BEIJING (Reuters) – Thousands of Chinese women have called a new domestic violence helpline app within days of its launch, its founder said.
Campaigners say domestic violence cases have risen sharply during the pandemic as strict restrictions kept people locked in with abusers and increased financial and personal pressures.
Around 13,000 people, the vast majority of them women, used the Domestic Violence Help service in its first five days, Li Ying, a rights lawyer who set it up on the popular WeChat mobile platform, said in an interview.
That compared with just 600 people who used the conventional telephone helpline run by her Beijing-based Yuanzhong Family & Community Development Service Center in all of 2021, Li added.

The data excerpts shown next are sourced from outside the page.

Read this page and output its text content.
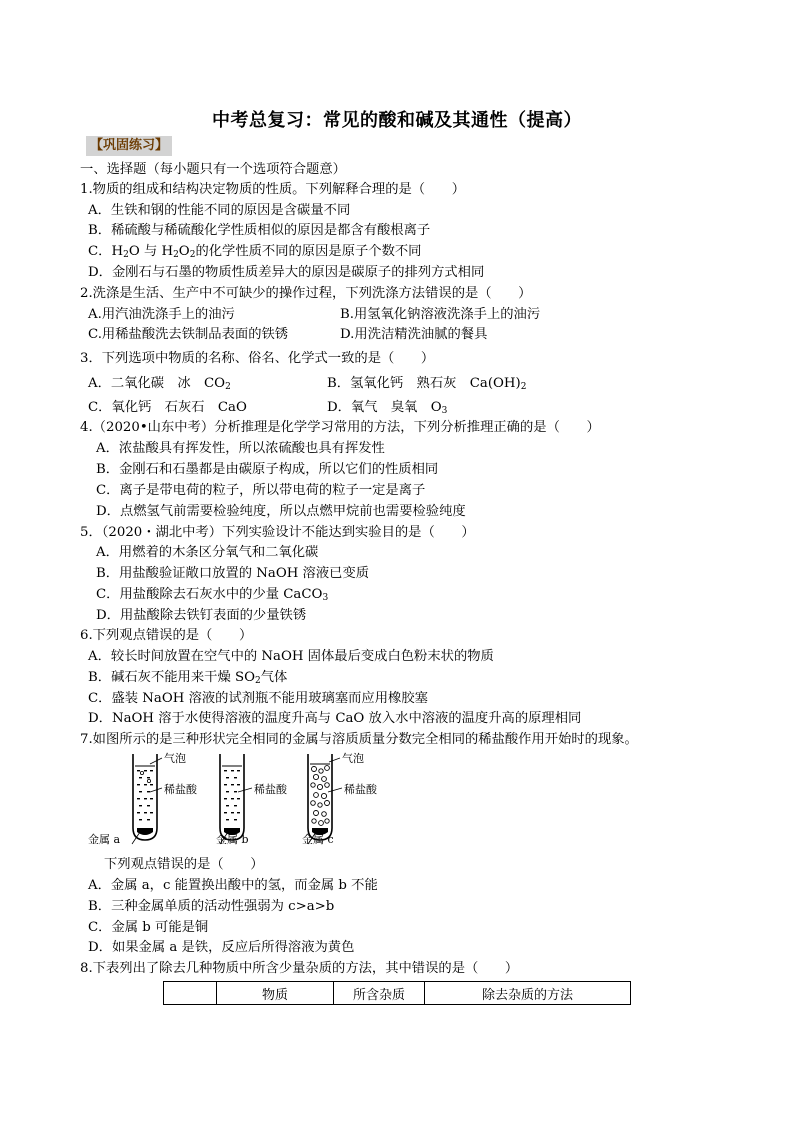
中考总复习：常见的酸和碱及其通性（提高）
【巩固练习】
一、选择题（每小题只有一个选项符合题意）
1.物质的组成和结构决定物质的性质。下列解释合理的是（　　）
A．生铁和钢的性能不同的原因是含碳量不同
B．稀硫酸与稀硫酸化学性质相似的原因是都含有酸根离子
C．$H_2O$ 与 $H_2O_2$的化学性质不同的原因是原子个数不同
D．金刚石与石墨的物质性质差异大的原因是碳原子的排列方式相同
2.洗涤是生活、生产中不可缺少的操作过程，下列洗涤方法错误的是（　　）
A.用汽油洗涤手上的油污	B.用氢氧化钠溶液洗涤手上的油污
C.用稀盐酸洗去铁制品表面的铁锈	D.用洗洁精洗油腻的餐具
3．下列选项中物质的名称、俗名、化学式一致的是（　　）
A．二氧化碳　冰　$CO_2$	B．氢氧化钙　熟石灰　$Ca(OH)_2$
C．氧化钙　石灰石　CaO	D．氧气　臭氧　$O_3$
4.（2020•山东中考）分析推理是化学学习常用的方法，下列分析推理正确的是（　　）
A．浓盐酸具有挥发性，所以浓硫酸也具有挥发性
B．金刚石和石墨都是由碳原子构成，所以它们的性质相同
C．离子是带电荷的粒子，所以带电荷的粒子一定是离子
D．点燃氢气前需要检验纯度，所以点燃甲烷前也需要检验纯度
5．（2020・湖北中考）下列实验设计不能达到实验目的是（　　）
A．用燃着的木条区分氧气和二氧化碳
B．用盐酸验证敞口放置的 NaOH 溶液已变质
C．用盐酸除去石灰水中的少量 CaCO$_3$
D．用盐酸除去铁钉表面的少量铁锈
6.下列观点错误的是（　　）
A．较长时间放置在空气中的 NaOH 固体最后变成白色粉末状的物质
B．碱石灰不能用来干燥 $SO_2$气体
C．盛装 NaOH 溶液的试剂瓶不能用玻璃塞而应用橡胶塞
D．NaOH 溶于水使得溶液的温度升高与 CaO 放入水中溶液的温度升高的原理相同
7.如图所示的是三种形状完全相同的金属与溶质质量分数完全相同的稀盐酸作用开始时的现象。
气泡
稀盐酸	稀盐酸
气泡
稀盐酸
金属 a	金属 b	金属 c
下列观点错误的是（　　）
A．金属 a，c 能置换出酸中的氢，而金属 b 不能
B．三种金属单质的活动性强弱为 c>a>b
C．金属 b 可能是铜
D．如果金属 a 是铁，反应后所得溶液为黄色
8.下表列出了除去几种物质中所含少量杂质的方法，其中错误的是（　　）
	物质	所含杂质	除去杂质的方法
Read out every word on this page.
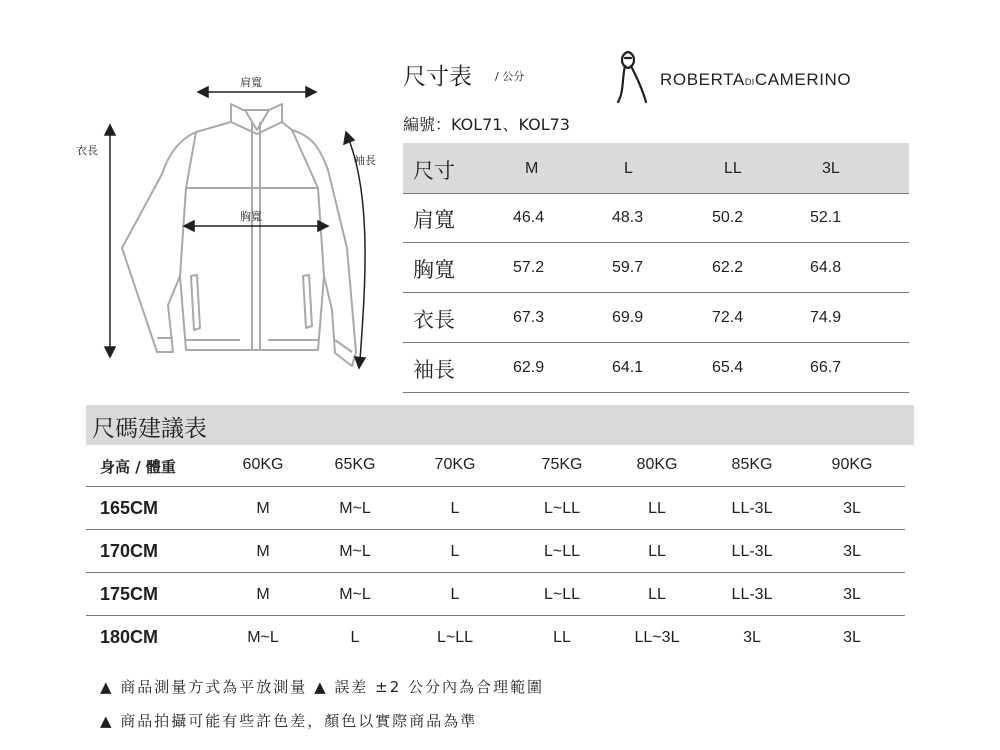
肩寬
胸寬
衣長
袖長
尺寸表 / 公分
編號：KOL71、KOL73
ROBERTADICAMERINO
尺寸	M	L	LL	3L
肩寬	46.4	48.3	50.2	52.1
胸寬	57.2	59.7	62.2	64.8
衣長	67.3	69.9	72.4	74.9
袖長	62.9	64.1	65.4	66.7
尺碼建議表
身高 / 體重	60KG	65KG	70KG	75KG	80KG	85KG	90KG
165CM	M	M~L	L	L~LL	LL	LL-3L	3L
170CM	M	M~L	L	L~LL	LL	LL-3L	3L
175CM	M	M~L	L	L~LL	LL	LL-3L	3L
180CM	M~L	L	L~LL	LL	LL~3L	3L	3L
▲ 商品測量方式為平放測量 ▲ 誤差 ±2 公分內為合理範圍
▲ 商品拍攝可能有些許色差，顏色以實際商品為準
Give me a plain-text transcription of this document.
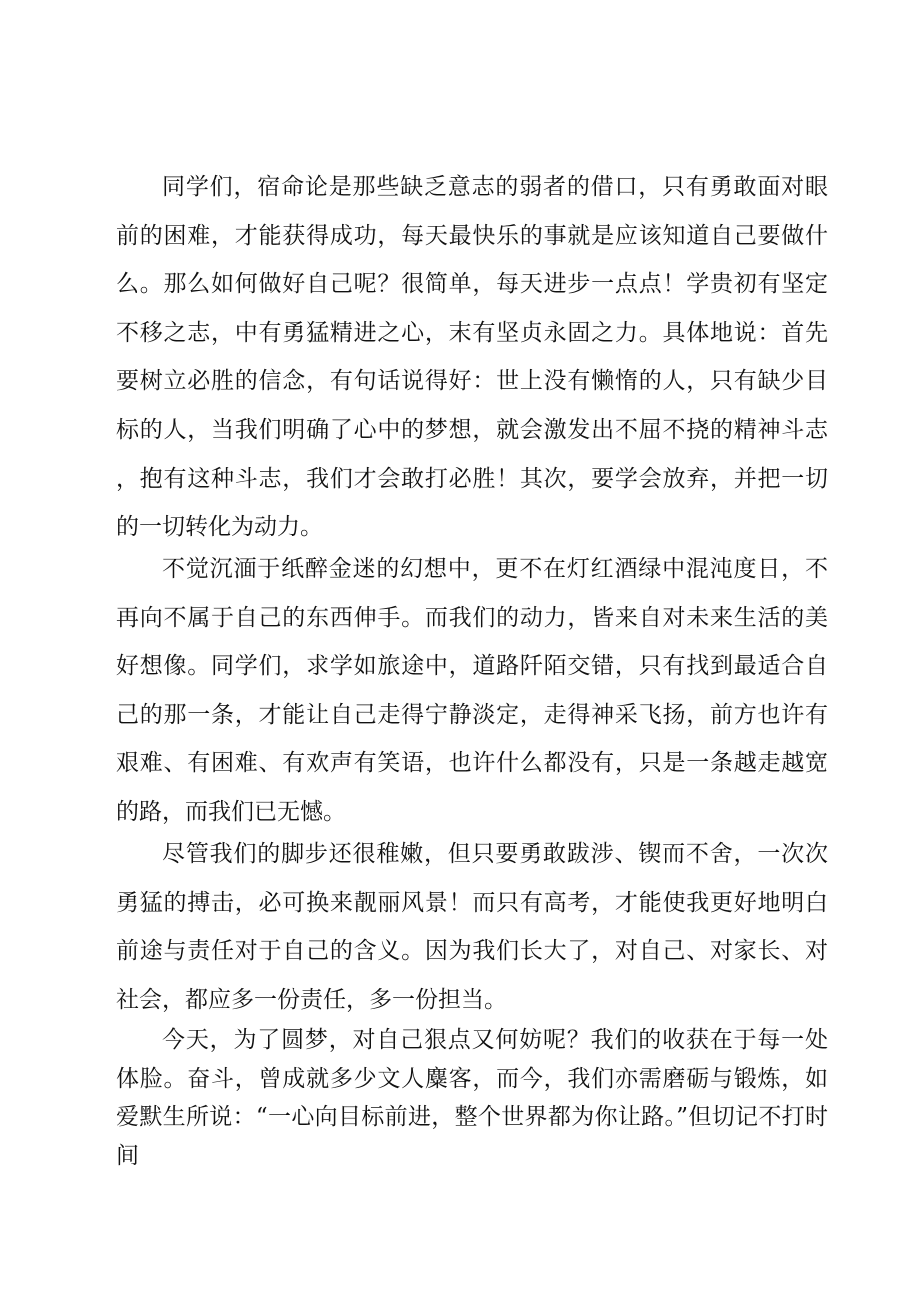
同学们，宿命论是那些缺乏意志的弱者的借口，只有勇敢面对眼前的困难，才能获得成功，每天最快乐的事就是应该知道自己要做什么。那么如何做好自己呢？很简单，每天进步一点点！学贵初有坚定不移之志，中有勇猛精进之心，末有坚贞永固之力。具体地说：首先要树立必胜的信念，有句话说得好：世上没有懒惰的人，只有缺少目标的人，当我们明确了心中的梦想，就会激发出不屈不挠的精神斗志，抱有这种斗志，我们才会敢打必胜！其次，要学会放弃，并把一切的一切转化为动力。

不觉沉湎于纸醉金迷的幻想中，更不在灯红酒绿中混沌度日，不再向不属于自己的东西伸手。而我们的动力，皆来自对未来生活的美好想像。同学们，求学如旅途中，道路阡陌交错，只有找到最适合自己的那一条，才能让自己走得宁静淡定，走得神采飞扬，前方也许有艰难、有困难、有欢声有笑语，也许什么都没有，只是一条越走越宽的路，而我们已无憾。

尽管我们的脚步还很稚嫩，但只要勇敢跋涉、锲而不舍，一次次勇猛的搏击，必可换来靓丽风景！而只有高考，才能使我更好地明白前途与责任对于自己的含义。因为我们长大了，对自己、对家长、对社会，都应多一份责任，多一份担当。

今天，为了圆梦，对自己狠点又何妨呢？我们的收获在于每一处体脸。奋斗，曾成就多少文人麋客，而今，我们亦需磨砺与锻炼，如爱默生所说：“一心向目标前进，整个世界都为你让路。”但切记不打时间
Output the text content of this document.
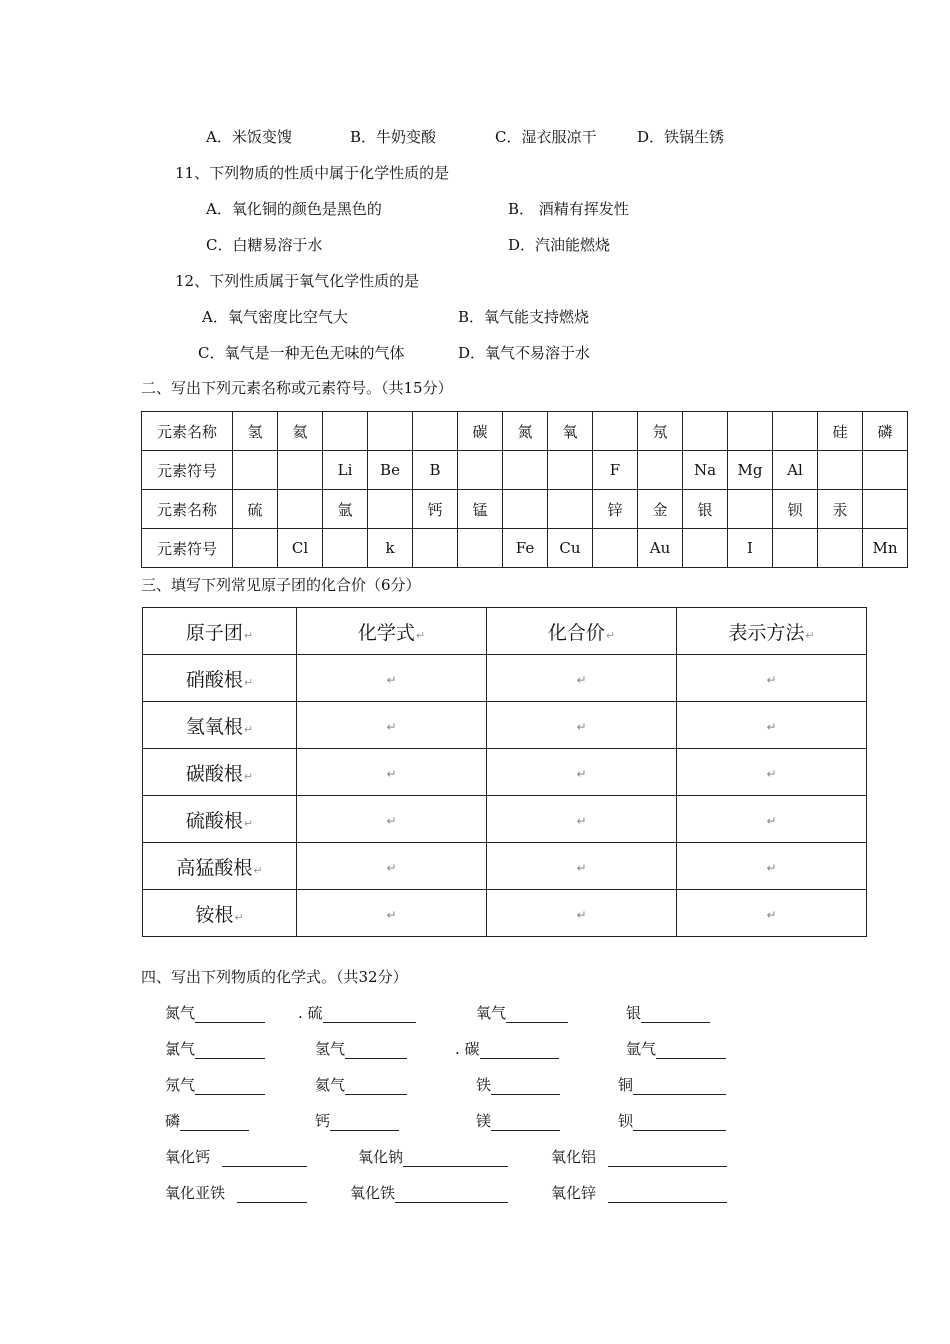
A．米饭变馊	B．牛奶变酸	C．湿衣服凉干	D．铁锅生锈
11、下列物质的性质中属于化学性质的是
A．氧化铜的颜色是黑色的	B． 酒精有挥发性
C．白糖易溶于水	D．汽油能燃烧
12、下列性质属于氧气化学性质的是
A．氧气密度比空气大	B．氧气能支持燃烧
C．氧气是一种无色无味的气体	D．氧气不易溶于水
二、写出下列元素名称或元素符号。（共15分）
元素名称	氢	氦				碳	氮	氧		氖				硅	磷
元素符号			Li	Be	B				F		Na	Mg	Al		
元素名称	硫		氩		钙	锰			锌	金	银		钡	汞	
元素符号		Cl		k			Fe	Cu		Au		I			Mn
三、填写下列常见原子团的化合价（6分）
原子团↵	化学式↵	化合价↵	表示方法↵
硝酸根↵	↵	↵	↵
氢氧根↵	↵	↵	↵
碳酸根↵	↵	↵	↵
硫酸根↵	↵	↵	↵
高猛酸根↵	↵	↵	↵
铵根↵	↵	↵	↵
四、写出下列物质的化学式。（共32分）
氮气	. 硫	氧气	银
氯气	氢气	. 碳	氩气
氖气	氦气	铁	铜
磷	钙	镁	钡
氧化钙	氧化钠	氧化铝
氧化亚铁	氧化铁	氧化锌
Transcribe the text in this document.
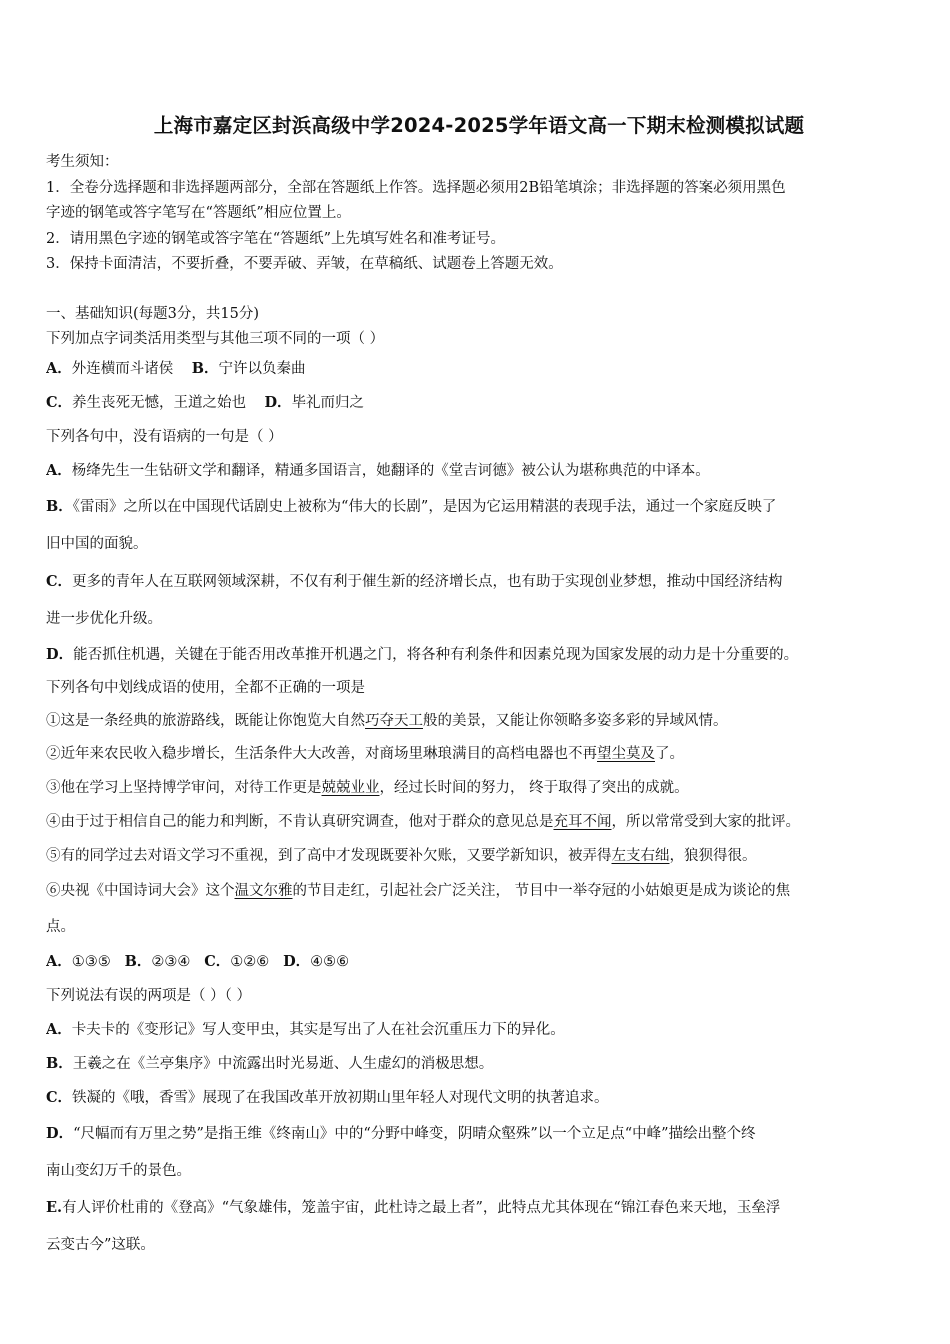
上海市嘉定区封浜高级中学2024-2025学年语文高一下期末检测模拟试题
考生须知：
1．全卷分选择题和非选择题两部分，全部在答题纸上作答。选择题必须用2B铅笔填涂；非选择题的答案必须用黑色
字迹的钢笔或答字笔写在“答题纸”相应位置上。
2．请用黑色字迹的钢笔或答字笔在“答题纸”上先填写姓名和准考证号。
3．保持卡面清洁，不要折叠，不要弄破、弄皱，在草稿纸、试题卷上答题无效。
一、基础知识(每题3分，共15分)
下列加点字词类活用类型与其他三项不同的一项（ ）
A．外连横而斗诸侯 B．宁许以负秦曲
C．养生丧死无憾，王道之始也 D．毕礼而归之
下列各句中，没有语病的一句是（ ）
A．杨绛先生一生钻研文学和翻译，精通多国语言，她翻译的《堂吉诃德》被公认为堪称典范的中译本。
B．《雷雨》之所以在中国现代话剧史上被称为“伟大的长剧”，是因为它运用精湛的表现手法，通过一个家庭反映了
旧中国的面貌。
C．更多的青年人在互联网领域深耕，不仅有利于催生新的经济增长点，也有助于实现创业梦想，推动中国经济结构
进一步优化升级。
D．能否抓住机遇，关键在于能否用改革推开机遇之门，将各种有利条件和因素兑现为国家发展的动力是十分重要的。
下列各句中划线成语的使用，全都不正确的一项是
①这是一条经典的旅游路线，既能让你饱览大自然巧夺天工般的美景，又能让你领略多姿多彩的异域风情。
②近年来农民收入稳步增长，生活条件大大改善，对商场里琳琅满目的高档电器也不再望尘莫及了。
③他在学习上坚持博学审问，对待工作更是兢兢业业，经过长时间的努力， 终于取得了突出的成就。
④由于过于相信自己的能力和判断，不肯认真研究调查，他对于群众的意见总是充耳不闻，所以常常受到大家的批评。
⑤有的同学过去对语文学习不重视，到了高中才发现既要补欠账，又要学新知识，被弄得左支右绌，狼狈得很。
⑥央视《中国诗词大会》这个温文尔雅的节目走红，引起社会广泛关注， 节目中一举夺冠的小姑娘更是成为谈论的焦
点。
A．①③⑤ B．②③④ C．①②⑥ D．④⑤⑥
下列说法有误的两项是（ ）（ ）
A．卡夫卡的《变形记》写人变甲虫，其实是写出了人在社会沉重压力下的异化。
B．王羲之在《兰亭集序》中流露出时光易逝、人生虚幻的消极思想。
C．铁凝的《哦，香雪》展现了在我国改革开放初期山里年轻人对现代文明的执著追求。
D．“尺幅而有万里之势”是指王维《终南山》中的“分野中峰变，阴晴众壑殊”以一个立足点“中峰”描绘出整个终
南山变幻万千的景色。
E.有人评价杜甫的《登高》“气象雄伟，笼盖宇宙，此杜诗之最上者”，此特点尤其体现在“锦江春色来天地，玉垒浮
云变古今”这联。
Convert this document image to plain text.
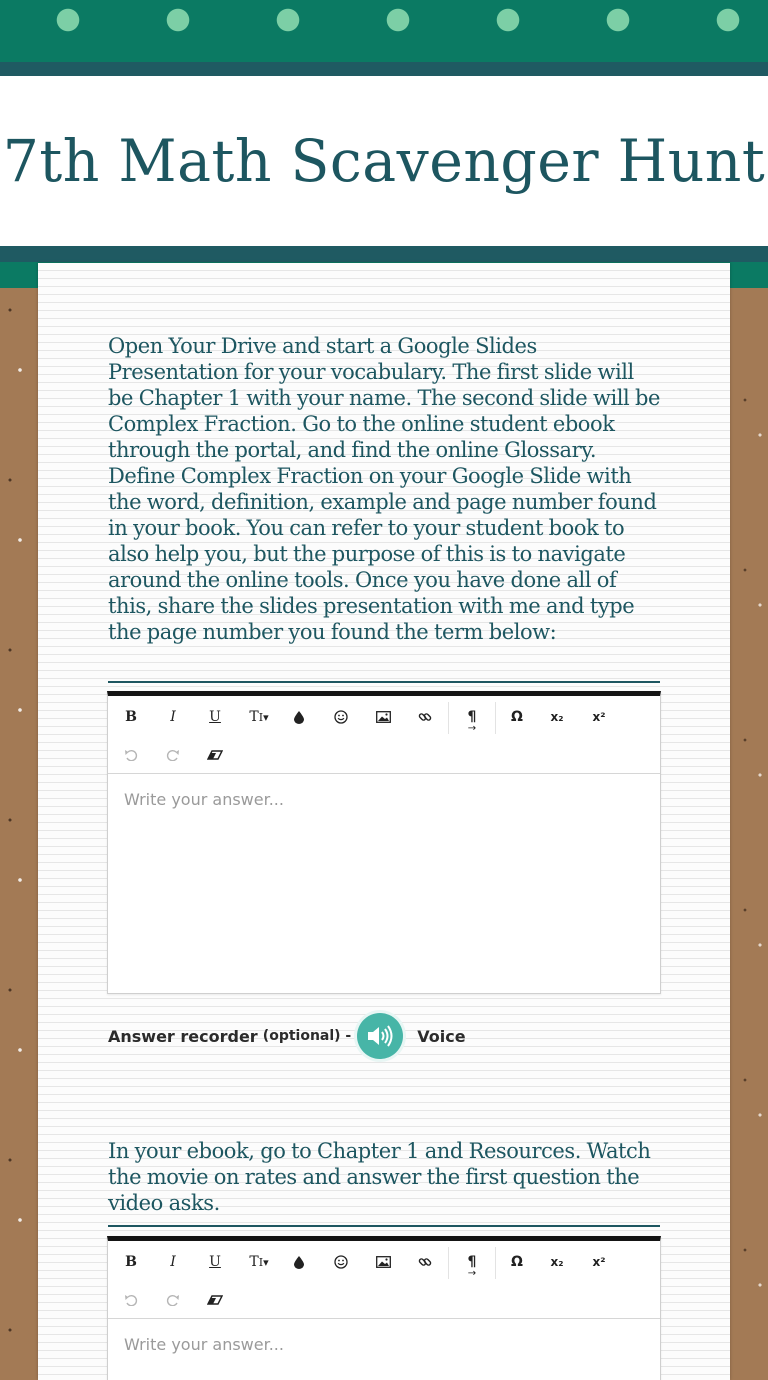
7th Math Scavenger Hunt
Open Your Drive and start a Google Slides Presentation for your vocabulary. The first slide will be Chapter 1 with your name. The second slide will be Complex Fraction. Go to the online student ebook through the portal, and find the online Glossary. Define Complex Fraction on your Google Slide with the word, definition, example and page number found in your book. You can refer to your student book to also help you, but the purpose of this is to navigate around the online tools. Once you have done all of this, share the slides presentation with me and type the page number you found the term below:
B	I	U	T I▾	¶
→
Ω	x₂	x²
Write your answer...
Answer recorder
(optional) -	Voice
In your ebook, go to Chapter 1 and Resources. Watch the movie on rates and answer the first question the video asks.
B	I	U	T I▾	¶
→
Ω	x₂	x²
Write your answer...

“When the pandemic first started, people who came to seek consultations from us on domestic violence grew 21% compared to the same period in previous years. The severity increased too,” Li told Zhengmian Lianjie, a media outlet on WeChat, on Monday.
“This May was a peak. And there were quite a lot of (cases) in June. It has to do with the repeated COVID-19 outbreaks.”
The Center opened the WeChat service on Aug. 18. Within its first week, more than 200 people had directly asked for help in an abusive situation, Li said.
In June, surveillance footage of men assaulting women at a restaurant unleashed a flood of online outrage and renewing a debate over the treatment of women.